What are the concerns?

  • Retail price - The crude oil is bought by oil PSU’s from International markets, which handle oil from its crude stage till the time it is handed to the dealers in its refined form.
  • After refining, they pay excise duty on this refined petrol before selling it to dealers at a margin.
  • Though the central government recently slashed central excise taxes on fuel by Rs 1.50, they made oil PSUs to absorb the costs of Rs 1 per litre.
  • The government usually make the oil PSU’s to absorb the costs whenever there is a possibility of a spike in global oil prices.
  • This is to make sure that the government doesn’t lose any of its own revenue.

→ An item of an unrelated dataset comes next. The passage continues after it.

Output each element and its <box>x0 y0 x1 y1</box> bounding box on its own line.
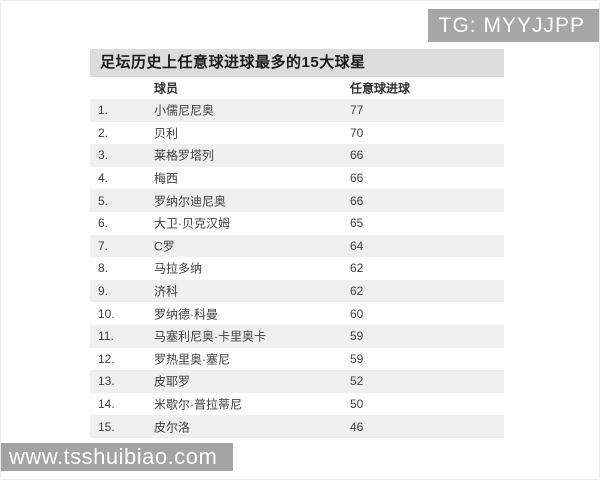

  • But this reduces the profit margins of oil PSU’s deeply and they are not passing on full benefits of reduced prices to the retail level consumers.
  • Hence, only if the government does away with the Rs 1/litre cost absorption diktat to oil PSUs, price reduction will pass on to consumers.
  • It will also restore a transparent price determination process by oil PSUs.
  • Low share price - Also, oil PSUs are listed companies and the government is their biggest shareholder.
  • Asking them to absorb costs makes their share price lower in the stock markets, wherein the government will suffer an equity loss.
  • Reduced revenue - Every Rs 1 cut in the Centre’s specific oil tax results in a revenue loss of around Rs 13,000 crore.
  • Thus, any reduction in the central excise duty on oil will possibly increase the fiscal deficit and reduces the possibility of providing oil subsidies in the future. 
  • The Indian government should thus push oil companies to hedge proactively against price risks by leveraging the new exploration policy and building up strategic petroleum reserves.